Все приготовления мог бы видеть и наш герой — Савелий Говорков, привезенный как раз на тот самый этаж, если бы это с ним не случилось намного позднее… Он уже несколько дней находился в беспамятстве. Его тело было продырявлено в нескольких местах и изо всех сил боролось за жизнь, забыв на время о мозге, словно инстинктивно пытаясь оградить рассудок на какое-то время от лишних перегрузок.
В реанимационной палате находились двое: пожилой мужчина с кислородной маской на лице и Савелий, утыканный иглами, катетерами, трубками, ведущими к бутылочкам с питательными растворами и лекарствами. Его голова, грудь и нога были перебинтованы. За те несколько суток, что он здесь находился после вполне удачной операции, он не издал ни звука и лежал неподвижно.
За окном стояла ночь, и палата была освещена небольшим ночником, расположенным прямо над входной дверью. Палата была небольшой, но создатели этой больницы не экономили на здоровье будущих больных, и потому потолки в ней были около пяти метров высотой, украшенные красивой лепниной.
Мозг Савелия настолько устал, что он как бы отключился не только от внешней среды, но и от своего тела. Он совершенно не ощущал боли, ничего не слышал и не видел.
Было около, двух часов ночи, когда он впервые за двое суток захотел пошевелить рукой, чтобы снять нестерпимый зуд за ухом, но от сильной боли в плече застонал. Этот стон совпал с посещением дежурного врача с молоденькой черноглазой медсестрой.
Услышав стон, врач, мужчина лет сорока, недовольно поморщился, но взглянул на медсестру и сразу же изобразил улыбку.
— Надо же! Первый звук, который издал наш раненый, — Затем взял его за руку и пощупал пульс. — Так… — удовлетворенно проговорил он, и в этот момент Савелий открыл глаза. — Ну, вот, уже и глаза открылись. — Однако радости в его голосе не было. — Что, очень больно?
— Ничего… терпимо, — чуть слышно прошептал Савелий, заставив врача нахмуриться: тот был явно недоволен, но, с трудом пересилив себя, улыбнулся и весело сказал:
— Сейчас сделаем укольчик — и вмиг полегчает! — Он повернулся к сестре, взял у нее шприц, с подноса — какую-то ампулу, но вдруг бросил взгляд на второго больного. — Что это с ним?

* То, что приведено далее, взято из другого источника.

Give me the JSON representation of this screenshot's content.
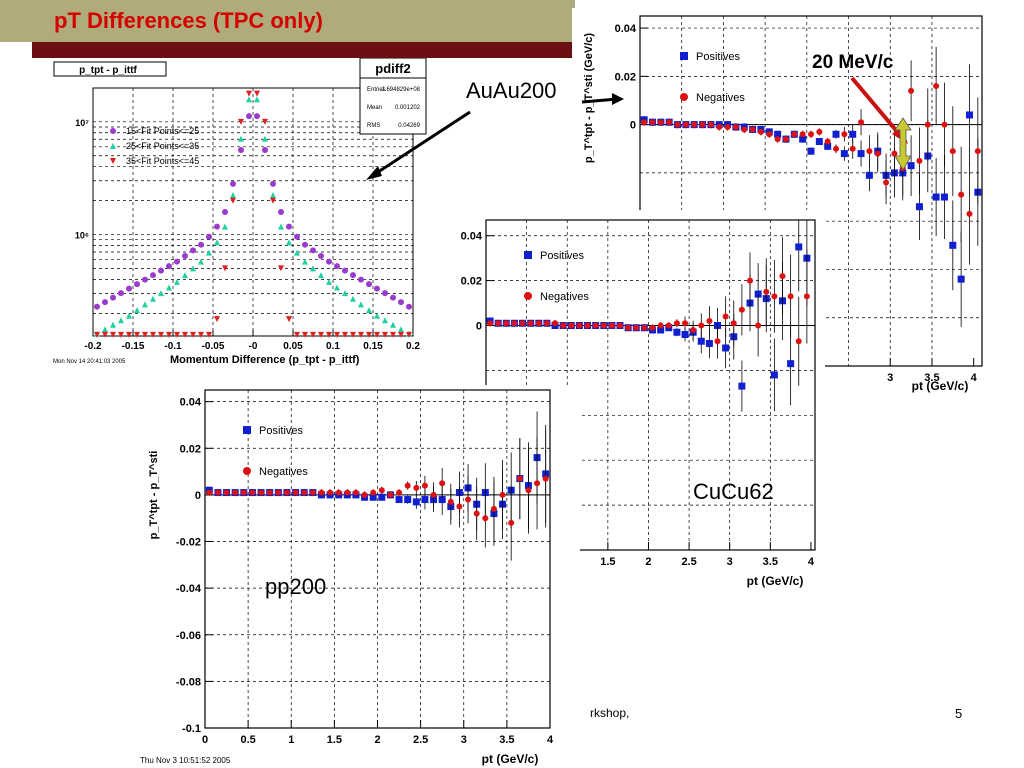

Девушка подошла ко второй кровати, склонилась над больным, а в этот момент врач сунул ампулу в карман, вытащил другую, быстро отломал у нее кончик и набрал лекарство в шприц, после чего спрятал остатки ампулы и сделал Савелию укол.
— Ну вот, Савелий, теперь немного поспите. — Он дружески подмигнул ему и повернулся к медсестре. — Что там, Анечка?

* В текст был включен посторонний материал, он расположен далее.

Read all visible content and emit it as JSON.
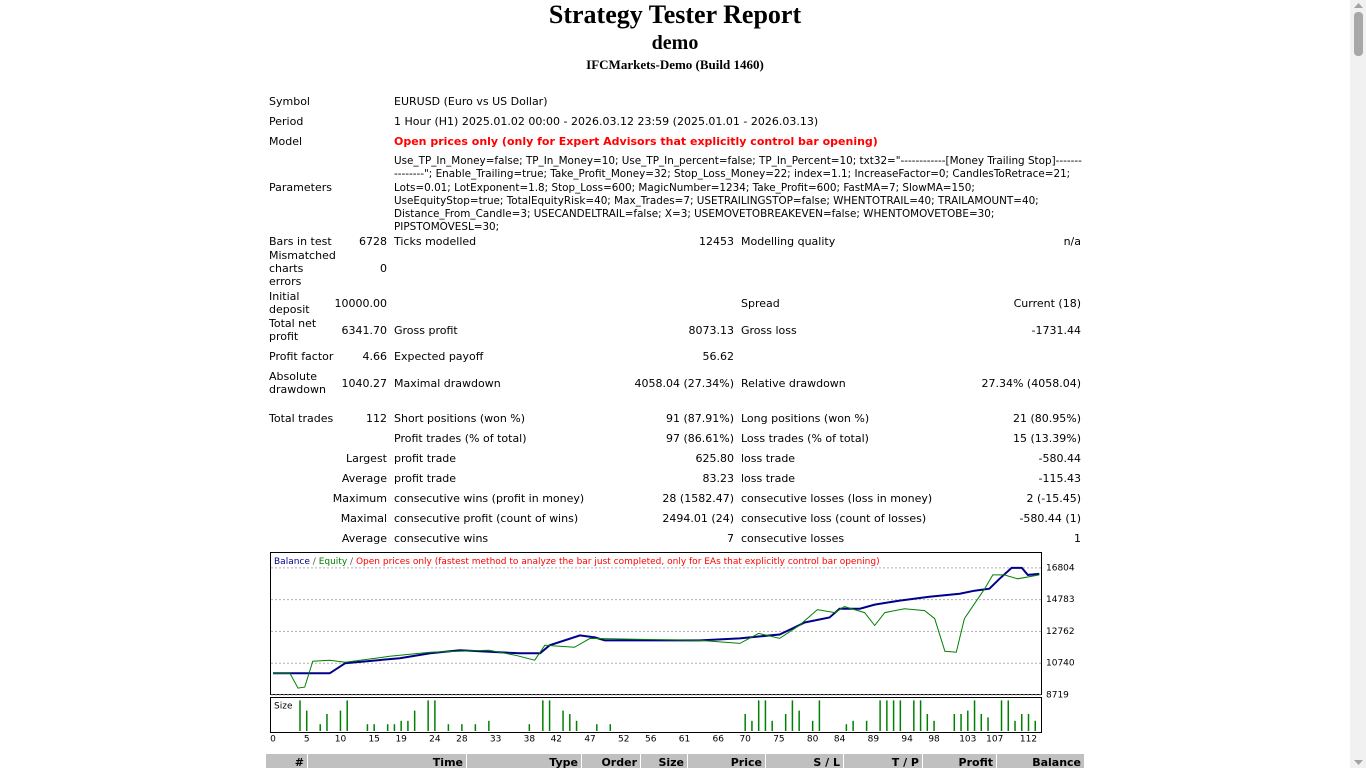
{
  "header": {
    "title": "Strategy Tester Report",
    "account": "demo",
    "server": "IFCMarkets-Demo (Build 1460)"
  },
  "settings": [
    {
      "label": "Symbol",
      "value": "EURUSD (Euro vs US Dollar)"
    },
    {
      "label": "Period",
      "value": "1 Hour (H1) 2025.01.02 00:00 - 2026.03.12 23:59 (2025.01.01 - 2026.03.13)"
    },
    {
      "label": "Model",
      "value": "Open prices only (only for Expert Advisors that explicitly control bar opening)"
    },
    {
      "label": "Parameters",
      "value": "Use_TP_In_Money=false; TP_In_Money=10; Use_TP_In_percent=false; TP_In_Percent=10; txt32=\"------------[Money Trailing Stop]---------------\"; Enable_Trailing=true; Take_Profit_Money=32; Stop_Loss_Money=22; index=1.1; IncreaseFactor=0; CandlesToRetrace=21; Lots=0.01; LotExponent=1.8; Stop_Loss=600; MagicNumber=1234; Take_Profit=600; FastMA=7; SlowMA=150; UseEquityStop=true; TotalEquityRisk=40; Max_Trades=7; USETRAILINGSTOP=false; WHENTOTRAIL=40; TRAILAMOUNT=40; Distance_From_Candle=3; USECANDELTRAIL=false; X=3; USEMOVETOBREAKEVEN=false; WHENTOMOVETOBE=30; PIPSTOMOVESL=30;"
    }
  ],
  "stats": [
    [
      "Bars in test",
      "6728",
      "Ticks modelled",
      "12453",
      "Modelling quality",
      "n/a"
    ],
    [
      "Mismatched charts errors",
      "0",
      null,
      null,
      null,
      null
    ],
    [
      "Initial deposit",
      "10000.00",
      null,
      null,
      "Spread",
      "Current (18)"
    ],
    [
      "Total net profit",
      "6341.70",
      "Gross profit",
      "8073.13",
      "Gross loss",
      "-1731.44"
    ],
    [
      "Profit factor",
      "4.66",
      "Expected payoff",
      "56.62",
      null,
      null
    ],
    [
      "Absolute drawdown",
      "1040.27",
      "Maximal drawdown",
      "4058.04 (27.34%)",
      "Relative drawdown",
      "27.34% (4058.04)"
    ],
    [
      "Total trades",
      "112",
      "Short positions (won %)",
      "91 (87.91%)",
      "Long positions (won %)",
      "21 (80.95%)"
    ],
    [
      null,
      null,
      "Profit trades (% of total)",
      "97 (86.61%)",
      "Loss trades (% of total)",
      "15 (13.39%)"
    ],
    [
      null,
      "Largest",
      "profit trade",
      "625.80",
      "loss trade",
      "-580.44"
    ],
    [
      null,
      "Average",
      "profit trade",
      "83.23",
      "loss trade",
      "-115.43"
    ],
    [
      null,
      "Maximum",
      "consecutive wins (profit in money)",
      "28 (1582.47)",
      "consecutive losses (loss in money)",
      "2 (-15.45)"
    ],
    [
      null,
      "Maximal",
      "consecutive profit (count of wins)",
      "2494.01 (24)",
      "consecutive loss (count of losses)",
      "-580.44 (1)"
    ],
    [
      null,
      "Average",
      "consecutive wins",
      "7",
      "consecutive losses",
      "1"
    ]
  ],
  "chart_data": [
    {
      "type": "line",
      "legend_separator": "/",
      "note": "Open prices only (fastest method to analyze the bar just completed, only for EAs that explicitly control bar opening)",
      "note_color": "#ff0000",
      "xlim": [
        0,
        114
      ],
      "ylim": [
        8719,
        17814
      ],
      "yticks": [
        8719,
        10740,
        12762,
        14783,
        16804
      ],
      "grid": true,
      "series": [
        {
          "name": "Balance",
          "color": "#00008b",
          "x": [
            0,
            8.4,
            10.7,
            18.8,
            23.3,
            27.7,
            36.6,
            39.6,
            41,
            45.5,
            47.7,
            49.2,
            63.3,
            69.2,
            72,
            75.1,
            77.3,
            78.8,
            82.5,
            84,
            87,
            89.2,
            92.9,
            97.3,
            101.8,
            104,
            106.2,
            107.7,
            109.5,
            111,
            111.9,
            113.6
          ],
          "values": [
            10100,
            10100,
            10740,
            11060,
            11370,
            11560,
            11370,
            11370,
            11880,
            12510,
            12380,
            12190,
            12190,
            12320,
            12440,
            12570,
            13010,
            13330,
            13650,
            14210,
            14210,
            14470,
            14720,
            14970,
            15160,
            15350,
            15480,
            16110,
            16800,
            16800,
            16360,
            16420
          ]
        },
        {
          "name": "Equity",
          "color": "#008000",
          "x": [
            0,
            2.5,
            3.7,
            4.7,
            5.9,
            8.4,
            10.7,
            17.3,
            23.3,
            32,
            35.9,
            38.8,
            40.3,
            44.7,
            47,
            63.3,
            69.2,
            72,
            75.1,
            78,
            80.7,
            83.3,
            84.7,
            87.7,
            89.2,
            90.7,
            93.6,
            96.6,
            98.1,
            99.6,
            101.3,
            102.5,
            105.5,
            106.7,
            108.4,
            110.4,
            113.6
          ],
          "values": [
            10100,
            10100,
            9160,
            9220,
            10870,
            10930,
            10800,
            11180,
            11440,
            11560,
            11250,
            10930,
            11880,
            11750,
            12320,
            12190,
            12000,
            12640,
            12320,
            13140,
            14150,
            13960,
            14340,
            13960,
            13140,
            13960,
            14210,
            14090,
            13580,
            11500,
            11440,
            13580,
            15480,
            16360,
            16360,
            16110,
            16360
          ]
        }
      ]
    },
    {
      "type": "bar",
      "title": "Size",
      "color": "#008000",
      "xlim": [
        0,
        114
      ],
      "ylim": [
        0,
        0.1
      ],
      "xticks": [
        0,
        5,
        10,
        15,
        19,
        24,
        28,
        33,
        38,
        42,
        47,
        52,
        56,
        61,
        66,
        70,
        75,
        80,
        84,
        89,
        94,
        98,
        103,
        107,
        112
      ],
      "x": [
        4,
        5,
        7,
        8,
        10,
        11,
        14,
        15,
        17,
        18,
        19,
        20,
        21,
        23,
        24,
        26,
        28,
        30,
        32,
        38,
        40,
        41,
        43,
        44,
        45,
        48,
        50,
        70,
        71,
        72,
        73,
        74,
        76,
        77,
        78,
        80,
        81,
        85,
        86,
        88,
        90,
        91,
        92,
        93,
        95,
        96,
        97,
        98,
        101,
        102,
        103,
        104,
        105,
        106,
        108,
        109,
        110,
        111,
        112,
        113
      ],
      "values": [
        0.09,
        0.06,
        0.02,
        0.05,
        0.06,
        0.09,
        0.02,
        0.02,
        0.02,
        0.02,
        0.03,
        0.03,
        0.06,
        0.09,
        0.09,
        0.02,
        0.02,
        0.02,
        0.03,
        0.02,
        0.09,
        0.09,
        0.06,
        0.05,
        0.03,
        0.02,
        0.02,
        0.05,
        0.03,
        0.09,
        0.09,
        0.03,
        0.05,
        0.09,
        0.06,
        0.03,
        0.09,
        0.02,
        0.03,
        0.03,
        0.09,
        0.09,
        0.09,
        0.09,
        0.09,
        0.09,
        0.05,
        0.03,
        0.05,
        0.05,
        0.06,
        0.09,
        0.05,
        0.04,
        0.09,
        0.09,
        0.03,
        0.05,
        0.05,
        0.03
      ]
    }
  ],
  "trades_table": {
    "columns": [
      "#",
      "Time",
      "Type",
      "Order",
      "Size",
      "Price",
      "S / L",
      "T / P",
      "Profit",
      "Balance"
    ]
  }
}
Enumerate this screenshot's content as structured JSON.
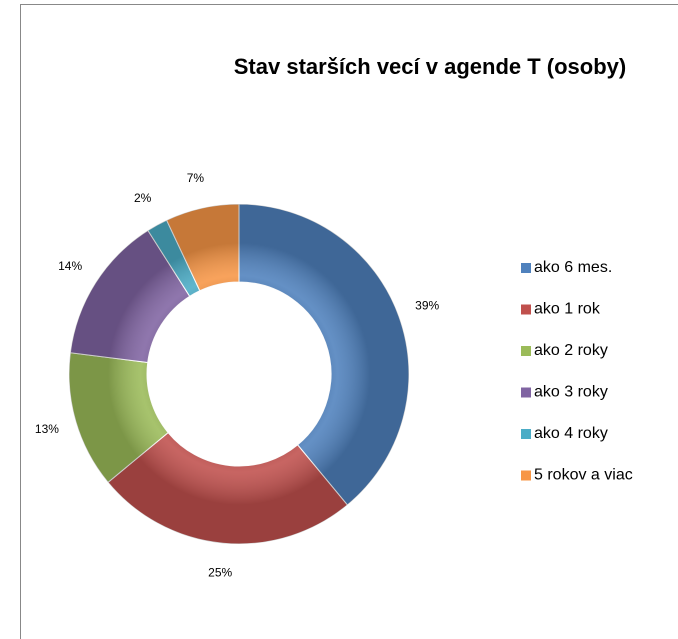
{
  "chart_data": {
    "type": "donut",
    "title": "Stav starších vecí v agende T (osoby)",
    "categories": [
      "ako 6 mes.",
      "ako 1 rok",
      "ako 2 roky",
      "ako 3 roky",
      "ako 4 roky",
      "5 rokov a viac"
    ],
    "values": [
      39,
      25,
      13,
      14,
      2,
      7
    ],
    "value_labels": [
      "39%",
      "25%",
      "13%",
      "14%",
      "2%",
      "7%"
    ],
    "colors": [
      "#4f81bd",
      "#c0504d",
      "#9bbb59",
      "#8064a2",
      "#4bacc6",
      "#f79646"
    ],
    "legend": "right"
  }
}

— Все хорошо, Алексей Дмитриевич, просто лежал не очень удобно. — Тогда пошли?
Савелий хотел о чем-то спросить и уже открыл рот, но неожиданно навалилась такая тяжесть, словно па него надели свинцовые доспехи, а к векам привесили грузики. Он прикрыл глаза, а открыть их уже не смог.
Медсестре все же показалось, что он хочет что-то сказать. Она подошла, но увидела, что Савелий уже спит. Подоткнув ему одеяло, она улыбнулась, выключила свет в палате и вышла, тихонько прикрыв за собой дверь.

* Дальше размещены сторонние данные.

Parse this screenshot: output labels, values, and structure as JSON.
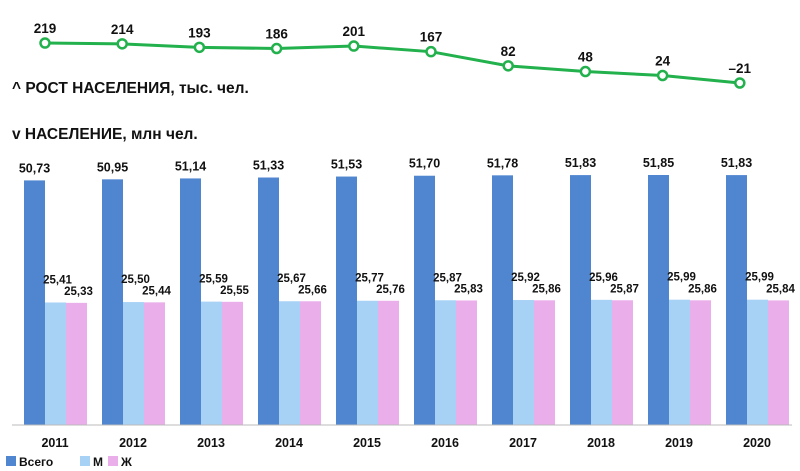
{
  "chart_data": [
    {
      "type": "line",
      "title": "^ РОСТ НАСЕЛЕНИЯ, тыс. чел.",
      "x": [
        "2011",
        "2012",
        "2013",
        "2014",
        "2015",
        "2016",
        "2017",
        "2018",
        "2019",
        "2020"
      ],
      "values": [
        219,
        214,
        193,
        186,
        201,
        167,
        82,
        48,
        24,
        -21
      ],
      "value_labels": [
        "219",
        "214",
        "193",
        "186",
        "201",
        "167",
        "82",
        "48",
        "24",
        "–21"
      ],
      "color": "#22b14c"
    },
    {
      "type": "bar",
      "title": "v НАСЕЛЕНИЕ, млн чел.",
      "categories": [
        "2011",
        "2012",
        "2013",
        "2014",
        "2015",
        "2016",
        "2017",
        "2018",
        "2019",
        "2020"
      ],
      "series": [
        {
          "name": "Всего",
          "color": "#4f86cf",
          "values": [
            50.73,
            50.95,
            51.14,
            51.33,
            51.53,
            51.7,
            51.78,
            51.83,
            51.85,
            51.83
          ],
          "labels": [
            "50,73",
            "50,95",
            "51,14",
            "51,33",
            "51,53",
            "51,70",
            "51,78",
            "51,83",
            "51,85",
            "51,83"
          ]
        },
        {
          "name": "М",
          "color": "#a8d2f5",
          "values": [
            25.41,
            25.5,
            25.59,
            25.67,
            25.77,
            25.87,
            25.92,
            25.96,
            25.99,
            25.99
          ],
          "labels": [
            "25,41",
            "25,50",
            "25,59",
            "25,67",
            "25,77",
            "25,87",
            "25,92",
            "25,96",
            "25,99",
            "25,99"
          ]
        },
        {
          "name": "Ж",
          "color": "#eaaeea",
          "values": [
            25.33,
            25.44,
            25.55,
            25.66,
            25.76,
            25.83,
            25.86,
            25.87,
            25.86,
            25.84
          ],
          "labels": [
            "25,33",
            "25,44",
            "25,55",
            "25,66",
            "25,76",
            "25,83",
            "25,86",
            "25,87",
            "25,86",
            "25,84"
          ]
        }
      ],
      "ylim": [
        0,
        51.85
      ],
      "grid": false,
      "legend_position": "bottom-left"
    }
  ]
}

Когда она вошла в ординаторскую, Алексей Дмитриевич как-то странно посмотрел на нее и тут же спросил с некоторой шутливой настороженностью:
— Что это вы, сударыня, так задержались? Или парень уже успел захватить ваше сердечко?
— Скажете тоже, Алексей Дмитриевич! — смущенно воскликнула девушка. Надо заметить, что она действительно уделяла Савелию гораздо больше внимания, чем остальным споим подопечным, старательно убеждая себя в том, что раненый находится в тяжелом состоянии и потому ему требуется и больший уход. — Он еще и слова-то не сказал за двое суток, все время без памяти. Сейчас вроде хотел что-то сказать и тут же уснул.